Le opere di Borges sono presenti come frammenti, o c'è di più?
«Abbiamo lavorato su tutte le opere, stando però attenti a renderle poco riconoscibili anche a coloro che invece ne hanno una conoscenza profonda. Abbiamo preso giusto quello che serviva alla nostra idea».
“Beatitudo” non è un capitolo a sé…
«Stiamo lavorando come se stessimo realizzando una saga. I primi due anni, sono stati dedicati a Shakespeare. Gli altri due, a Borges. Tutto è realizzato come un racconto incentrato sulla figura di un capocomico e su quella di un bambino, che prima si allontanano dall'affresco shakespeariano, non volendo più mettere in scena quel tipo di umanità disegnata dal Bardo. E poi approdano a “Beatitudo”. La terza tappa, sulla quale stiamo lavorando, riguarderà dove andranno i due protagonisti. Molto del teatro di oggi si affanna a raccontare quello che siamo. A me piace invece parlare di quello che potremmo essere, e che ci sfugge».
L'arte non ci aiuta quindi solo a mantenerci umani.
«Ci mantiene umani, ma guarda a quella parte dell'uomo che non si accontenta di essere tale. Se ci arrendessimo a ciò che siamo solo come essere umani, sarebbe davvero poco. La sfida è quella di interrogarci».
Negli anni quanti spettacoli avete portato in scena?

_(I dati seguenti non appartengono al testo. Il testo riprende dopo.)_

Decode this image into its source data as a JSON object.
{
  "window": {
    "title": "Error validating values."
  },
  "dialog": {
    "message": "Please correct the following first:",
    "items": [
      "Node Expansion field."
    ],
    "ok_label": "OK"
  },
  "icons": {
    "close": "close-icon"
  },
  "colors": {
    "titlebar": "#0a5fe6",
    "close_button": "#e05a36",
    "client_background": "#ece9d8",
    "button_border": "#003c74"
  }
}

«Trentuno. Al momento, siamo l'unica compagnia stabile d'Italia, che gira e fa tournée, anche se ormai, il teatro è entrato in molte realtà carcerarie».
Spettacoli pensati per i detenuti o creati il pubblico?
«Il destinatario finale dei miei lavori non sono i detenuti, ma il pubblico».
Cos'è per lei il teatro?
«Una grande possibilità per fare un'esperienza altra. Una pratica concreta. Un piccolo laboratorio dove si sperimenta un uomo ideale. Uno specchio che ci fa vedere come dovremmo essere nella vita di tutti i giorni».